18 vehicles, with a value of £500,000, passed through the site near Coleford.
Five men have been sentenced for their involvement in a sophisticated conspiracy which saw a number of stolen high value vehicles being broken down and sold on.
The investigation established that a total of 18 cars with an estimated value of £500,000, had passed through a site in the Forest of Dean within a one-month period before being dismantled.
The five men, whom we believe were part of an organised crime gang (OCG) were convicted at Bristol Crown Court following a prolonged and complex investigation by Gloucestershire Constabulary’s Crime Investigation Department.
Officers trawled through a month’s worth of CCTV footage from the Everything Land Rover (ELR) site on the New Dunn business park in Sling near Coleford.
This site belonged to 28-year-old Edward Barrington, previously known as Edward Fear of Wellington Terrace in Newnham who is believed to be central to this conspiracy.
On 26 October 2018, he pleaded guilty to conspiracy to handle stolen goods at his business premises on the New Dunn Business Park. On Friday 11 January, he was jailed for four years for the offence to serve a minimum of two years with the remainder on license.
The vehicles were not just being dismantled at Barrington’s site in Sling (ELR), but also at a premise in Parkend which he was in the process of purchasing.
The investigation began when the tracker in a stolen motorhome led to the ELR site, this resulted in the discovery of the other stolen vehicles.
All of the men were captured on CCTV at the site where clips showed some of them burning registration plates and emptying and then dismantling vehicles.
Kelvin Harding, 28 and of Euston Road in Croydon and Luke Heron, 25 and of Kingston Road in Epsom were both found guilty following a trial of conspiracy to handle stolen goods.
The offences relate to the cloning of vehicle numbers plates and assisting in the delivery of stolen vehicles from London to the Forest of Dean.
They were both jailed for four years for the offence to serve a minimum of two years with the remainder on license.
As part of the investigation, officers seized two devices from Heron and Harding.
A device which is used to physically unlock a vehicle when the keys are not present was found at Harding’s home address.
A device which plugs into the on board diagnostics system of a car and allows you to start a vehicle with no key was found at Heron’s business premises.
Officers also found a number plate making machine at Luke Heron’s home address, which he stated was a laminator.
Despite the fact that the OCG worked from within a rural community, the conspiracy has had a national impact depriving many families of their means of transport across the country.
Stephen Goode, 45 and of Gloucester Road in Coleford admitted to conspiracy to handle stolen goods at Bristol Crown Court on 15 March 2018.
His part in the conspiracy was the breaking down of stolen Land Rovers following their delivery to the ELR site.
At Bristol Crown Court he received a six month sentence which was suspended for two years.
Edward Barrington’s father, Michael Fear, 58 and of Parc Road in Gwent pleaded guilty to two separate counts of handling stolen goods on 23 October 2018.
This was in relation to two stolen vehicles which were located at his home address. He was also required to forfeit £19,000 as a result of his guilty plea.
He was sentenced to 26 months for the first count and 12 months concurrent for the second count.
Barrington, Fear and Goode entered guilty pleas whilst Harding and Heron were found guilty following a trial at Bristol Crown Court which ended on 19 November.
Daniel Hayler, 28 and of Violet Gardens in Croydon and Gavin Wroe, 49 and of Lords Gate in Coleford were both found not guilty of conspiracy to handle stolen goods following a three week trial.
Following the sentencing, senior investigating officer Karen Wildin, of the Crime Investigation Department said: “I am happy with the sentencing although to some it might seem that the actual sentencing they have got isn’t a lot for the amount of cars that have been through both the sites.
“However this is part of a much larger enterprise that was running out of the London area and we’ve managed to convict and put inside two members from the enterprise in London.
“They were the two that were responsible for bringing the stolen vehicles to the Forest of Dean.
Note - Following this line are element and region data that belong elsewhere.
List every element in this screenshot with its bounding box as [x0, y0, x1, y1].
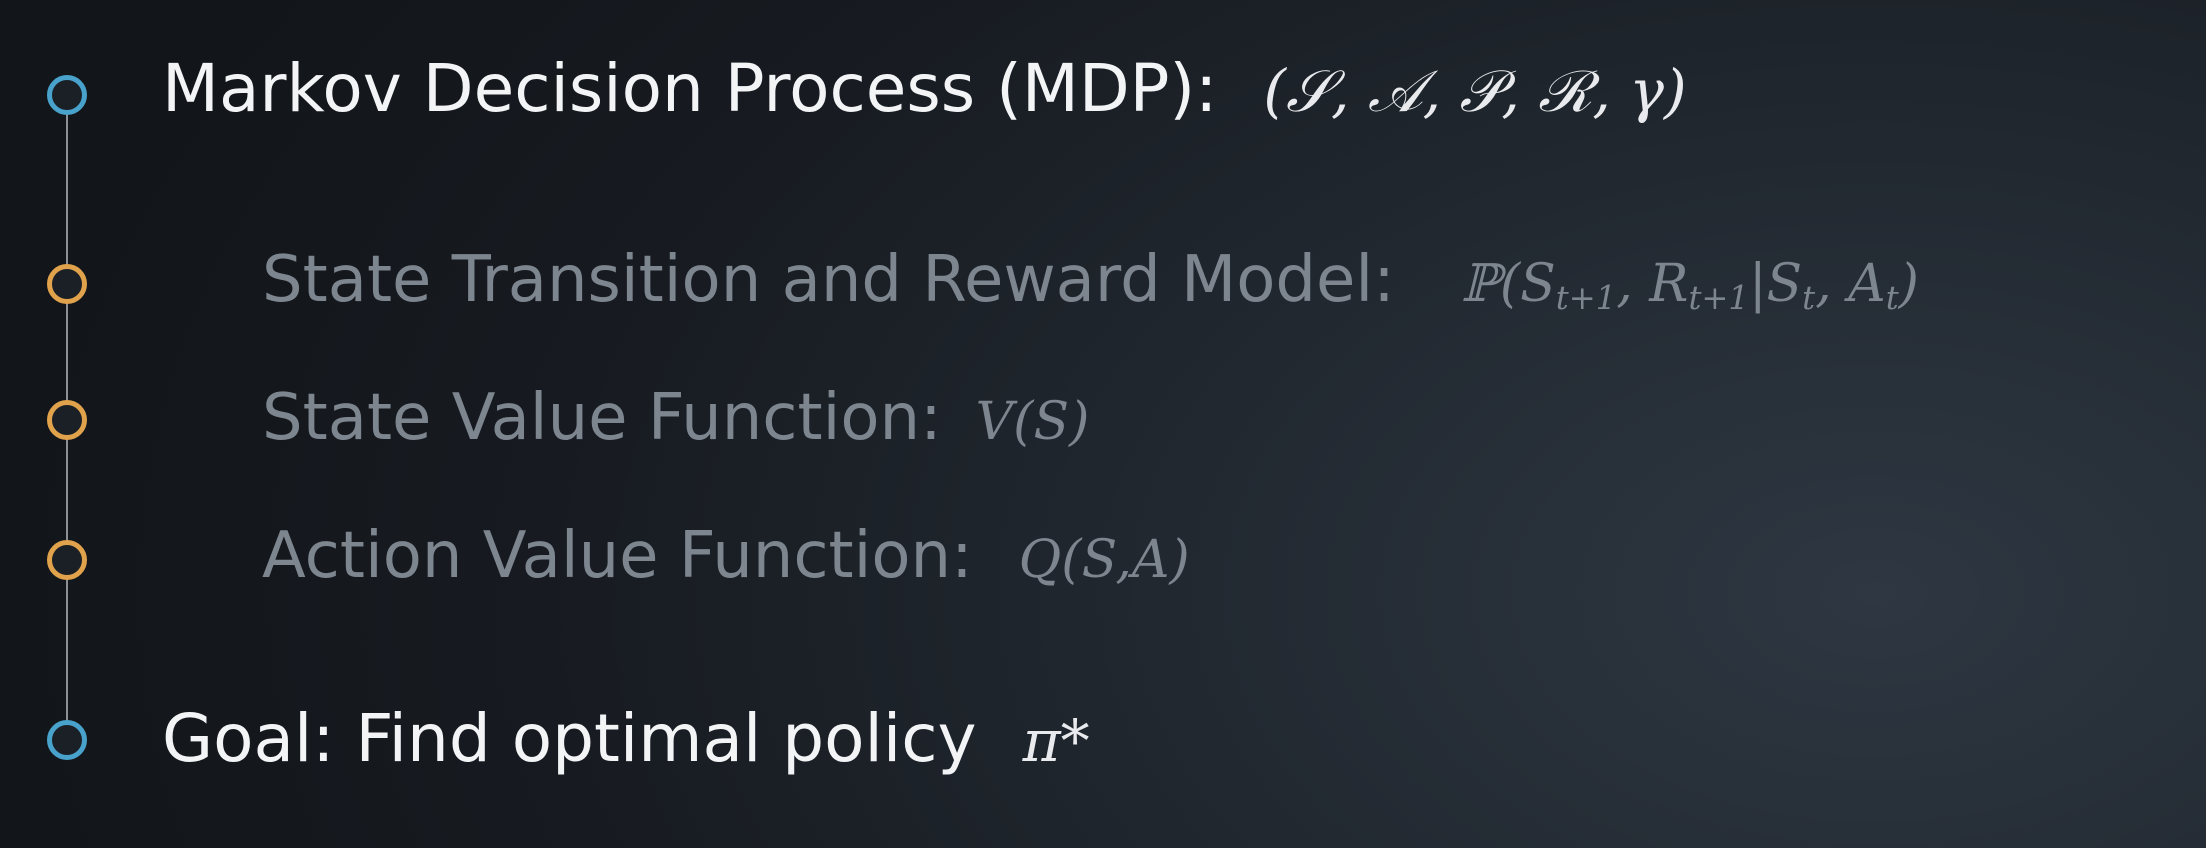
timeline-node-mdp-icon — [47, 75, 87, 115]
item-transition-formula: ℙ(St+1, Rt+1|St, At) — [1460, 254, 1919, 318]
item-state-value-label: State Value Function: — [262, 381, 942, 455]
item-action-value-formula: Q(S,A) — [1018, 530, 1190, 590]
item-goal: Goal: Find optimal policy π* — [162, 706, 1090, 772]
item-state-value: State Value Function: V(S) — [262, 386, 1089, 450]
item-transition-label: State Transition and Reward Model: — [262, 243, 1395, 317]
timeline-node-state-value-icon — [47, 400, 87, 440]
timeline-node-action-value-icon — [47, 540, 87, 580]
item-mdp-label: Markov Decision Process (MDP): — [162, 50, 1218, 127]
item-action-value-label: Action Value Function: — [262, 519, 973, 593]
timeline-node-transition-icon — [47, 264, 87, 304]
timeline-node-goal-icon — [47, 720, 87, 760]
item-transition: State Transition and Reward Model: ℙ(St+… — [262, 243, 1919, 318]
item-goal-label: Goal: Find optimal policy — [162, 700, 977, 777]
item-mdp-formula: (𝒮, 𝒜, 𝒫, ℛ, γ) — [1263, 57, 1687, 125]
item-state-value-formula: V(S) — [975, 392, 1090, 452]
item-action-value: Action Value Function: Q(S,A) — [262, 524, 1190, 588]
item-goal-formula: π* — [1022, 707, 1090, 775]
item-mdp: Markov Decision Process (MDP): (𝒮, 𝒜, 𝒫,… — [162, 56, 1687, 122]
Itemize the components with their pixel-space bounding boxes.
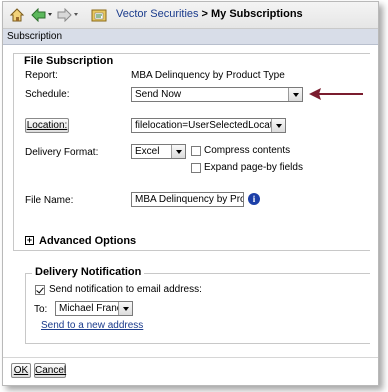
info-icon[interactable]: i: [248, 193, 260, 205]
compress-contents-checkbox[interactable]: [191, 146, 201, 156]
compress-contents-label: Compress contents: [204, 145, 291, 156]
annotation-arrow-icon: [309, 88, 363, 100]
report-label: Report:: [25, 70, 58, 81]
schedule-select-value: Send Now: [135, 89, 182, 100]
location-button[interactable]: Location:: [25, 118, 69, 133]
expand-page-by-label: Expand page-by fields: [204, 162, 303, 173]
breadcrumb-current: My Subscriptions: [210, 8, 303, 20]
expand-advanced-options-icon[interactable]: +: [25, 236, 34, 245]
send-notification-checkbox[interactable]: [35, 285, 45, 295]
forward-arrow-icon[interactable]: [57, 7, 79, 23]
ok-button[interactable]: OK: [11, 363, 31, 378]
cancel-button[interactable]: Cancel: [34, 363, 66, 378]
location-select-value: filelocation=UserSelectedLocation: [135, 120, 286, 131]
delivery-notification-legend: Delivery Notification: [32, 266, 145, 278]
chevron-down-icon: [118, 302, 132, 315]
to-label: To:: [34, 304, 48, 315]
delivery-format-select[interactable]: Excel: [131, 144, 186, 159]
breadcrumb: Vector Securities > My Subscriptions: [116, 8, 303, 20]
subscription-window: Vector Securities > My Subscriptions Subsc…: [2, 1, 379, 386]
file-subscription-legend: File Subscription: [21, 55, 117, 67]
send-notification-label: Send notification to email address:: [49, 284, 202, 295]
expand-page-by-checkbox[interactable]: [191, 163, 201, 173]
schedule-select[interactable]: Send Now: [131, 87, 303, 102]
footer-divider: [3, 357, 378, 358]
folder-icon[interactable]: [91, 7, 107, 23]
delivery-format-value: Excel: [135, 146, 160, 157]
cancel-button-label: Cancel: [35, 365, 67, 376]
report-value: MBA Delinquency by Product Type: [131, 70, 285, 81]
ok-button-label: OK: [13, 365, 29, 376]
file-name-label: File Name:: [25, 195, 74, 206]
send-to-new-address-link[interactable]: Send to a new address: [41, 320, 143, 331]
location-button-label: Location:: [26, 120, 68, 131]
home-icon[interactable]: [9, 7, 25, 23]
location-select[interactable]: filelocation=UserSelectedLocation: [131, 118, 286, 133]
advanced-options-label[interactable]: Advanced Options: [39, 235, 136, 247]
section-header: Subscription: [3, 29, 378, 45]
delivery-format-label: Delivery Format:: [25, 147, 99, 158]
breadcrumb-link-vector-securities[interactable]: Vector Securities: [116, 8, 199, 20]
back-arrow-icon[interactable]: [31, 7, 53, 23]
chevron-down-icon: [288, 88, 302, 101]
chevron-down-icon: [271, 119, 285, 132]
to-recipient-select[interactable]: Michael Francis: [55, 301, 133, 316]
toolbar: Vector Securities > My Subscriptions: [3, 2, 378, 29]
file-name-input[interactable]: MBA Delinquency by Product T: [131, 192, 244, 207]
chevron-down-icon: [171, 145, 185, 158]
schedule-label: Schedule:: [25, 89, 70, 100]
breadcrumb-separator: >: [201, 8, 208, 20]
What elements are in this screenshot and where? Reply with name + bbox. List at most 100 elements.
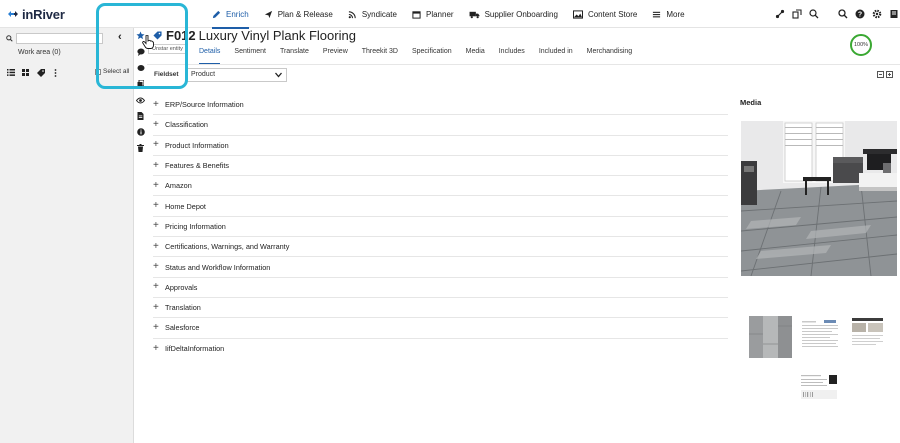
eye-icon[interactable]	[134, 92, 147, 108]
search-input[interactable]	[16, 33, 103, 44]
entity-name: Luxury Vinyl Plank Flooring	[198, 28, 356, 43]
tool-icons	[774, 8, 825, 20]
svg-text:?: ?	[857, 12, 861, 19]
nav-content-store[interactable]: Content Store	[572, 0, 638, 28]
media-thumbnail-spec-sheet[interactable]	[800, 318, 840, 354]
tab-preview[interactable]: Preview	[323, 48, 348, 61]
list-view-icon[interactable]	[6, 68, 15, 77]
media-thumbnail-brochure[interactable]	[850, 316, 885, 354]
tab-merchandising[interactable]: Merchandising	[587, 48, 633, 61]
pencil-icon	[212, 10, 221, 18]
work-area-label: Work area (0)	[18, 49, 61, 56]
sync-icon[interactable]	[791, 9, 802, 20]
section-label: Translation	[165, 303, 201, 313]
nav-plan-release[interactable]: Plan & Release	[264, 0, 333, 28]
section-salesforce[interactable]: + Salesforce	[153, 318, 728, 339]
logo-text: inRiver	[22, 6, 65, 22]
logo-icon	[7, 8, 19, 20]
nav-label: Syndicate	[361, 9, 397, 19]
section-label: Product Information	[165, 140, 229, 150]
section-status-workflow[interactable]: + Status and Workflow Information	[153, 257, 728, 278]
trash-icon[interactable]	[134, 140, 147, 156]
plus-icon: +	[153, 118, 159, 130]
plus-icon: +	[153, 240, 159, 252]
section-label: IifDeltaInformation	[165, 344, 225, 354]
section-label: Home Depot	[165, 201, 206, 211]
section-product-information[interactable]: + Product Information	[153, 136, 728, 156]
tab-specification[interactable]: Specification	[412, 48, 452, 61]
nav-syndicate[interactable]: Syndicate	[348, 0, 397, 28]
section-amazon[interactable]: + Amazon	[153, 176, 728, 197]
help-icon[interactable]: ?	[854, 9, 865, 20]
section-label: Approvals	[165, 282, 198, 292]
section-approvals[interactable]: + Approvals	[153, 278, 728, 298]
work-area-search	[6, 33, 103, 44]
section-label: ERP/Source Information	[165, 100, 244, 110]
nav-label: Enrich	[226, 9, 249, 19]
nav-supplier-onboarding[interactable]: Supplier Onboarding	[469, 0, 558, 28]
nav-label: More	[666, 9, 685, 19]
tag-tool-icon[interactable]	[36, 68, 45, 77]
book-icon[interactable]	[888, 9, 899, 20]
media-thumbnail-label[interactable]	[799, 372, 839, 402]
paper-plane-icon	[264, 10, 272, 18]
chevron-down-icon	[275, 72, 282, 78]
nav-planner[interactable]: Planner	[412, 0, 454, 28]
expand-all-icon[interactable]	[886, 71, 893, 78]
plus-icon: +	[153, 179, 159, 191]
fieldset-value: Product	[191, 71, 216, 78]
plus-icon: +	[153, 261, 159, 273]
nav-label: Content Store	[587, 9, 638, 19]
grid-view-icon[interactable]	[21, 68, 30, 77]
media-main-image[interactable]	[741, 121, 897, 276]
tab-media[interactable]: Media	[466, 48, 485, 61]
tab-included-in[interactable]: Included in	[539, 48, 573, 61]
gear-icon[interactable]	[871, 9, 882, 20]
section-label: Amazon	[165, 181, 192, 191]
zoom-icon[interactable]	[808, 9, 819, 20]
tabs-divider	[147, 64, 900, 65]
tab-includes[interactable]: Includes	[499, 48, 525, 61]
tab-translate[interactable]: Translate	[280, 48, 309, 61]
entity-tabs: Details Sentiment Translate Preview Thre…	[199, 48, 646, 65]
plus-icon: +	[153, 281, 159, 293]
search-icon	[6, 35, 13, 42]
field-sections: + ERP/Source Information + Classification …	[153, 95, 728, 359]
tab-threekit-3d[interactable]: Threekit 3D	[362, 48, 398, 61]
nav-enrich[interactable]: Enrich	[212, 0, 249, 29]
media-heading: Media	[740, 98, 762, 107]
section-label: Features & Benefits	[165, 161, 230, 171]
search-icon[interactable]	[837, 9, 848, 20]
info-icon[interactable]	[134, 124, 147, 140]
more-vertical-icon[interactable]	[51, 68, 60, 77]
plus-icon: +	[153, 321, 159, 333]
nav-label: Supplier Onboarding	[484, 9, 558, 19]
calendar-icon	[412, 10, 421, 19]
truck-icon	[469, 11, 480, 18]
section-translation[interactable]: + Translation	[153, 298, 728, 319]
section-label: Certifications, Warnings, and Warranty	[165, 242, 290, 252]
plus-icon: +	[153, 159, 159, 171]
document-icon[interactable]	[134, 108, 147, 124]
completeness-badge[interactable]: 100%	[850, 34, 872, 56]
section-home-depot[interactable]: + Home Depot	[153, 196, 728, 217]
fieldset-select[interactable]: Product	[186, 68, 287, 82]
section-classification[interactable]: + Classification	[153, 115, 728, 136]
plus-icon: +	[153, 220, 159, 232]
menu-icon	[653, 11, 661, 17]
section-label: Pricing Information	[165, 221, 226, 231]
section-erp-source-information[interactable]: + ERP/Source Information	[153, 95, 728, 116]
nav-label: Planner	[425, 9, 454, 19]
share-icon[interactable]	[774, 9, 785, 20]
tab-sentiment[interactable]: Sentiment	[234, 48, 266, 61]
tab-details[interactable]: Details	[199, 48, 221, 65]
app-logo[interactable]: inRiver	[7, 6, 65, 22]
section-features-benefits[interactable]: + Features & Benefits	[153, 156, 728, 177]
section-iif-delta-information[interactable]: + IifDeltaInformation	[153, 339, 728, 359]
section-certifications[interactable]: + Certifications, Warnings, and Warranty	[153, 237, 728, 258]
collapse-all-icon[interactable]	[877, 71, 884, 78]
media-thumbnail-floor[interactable]	[749, 316, 792, 358]
plus-icon: +	[153, 200, 159, 212]
nav-more[interactable]: More	[652, 0, 685, 28]
section-pricing-information[interactable]: + Pricing Information	[153, 217, 728, 238]
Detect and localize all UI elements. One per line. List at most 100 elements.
Without them Edward Barrington wouldn’t have been able to do what he was doing in both the Sling and Parkend site and a member of his staff wouldn’t have been convicted through being part of that enterprise by dismantling the vehicles.
“We’ve also got to take into consideration that other family members were involved as Michael Fear who is Edward Barrington’s father was arrested in possession of two stolen vehicles, one of those being a Land Rover Discovery which had come from the London area so I am happy with the result".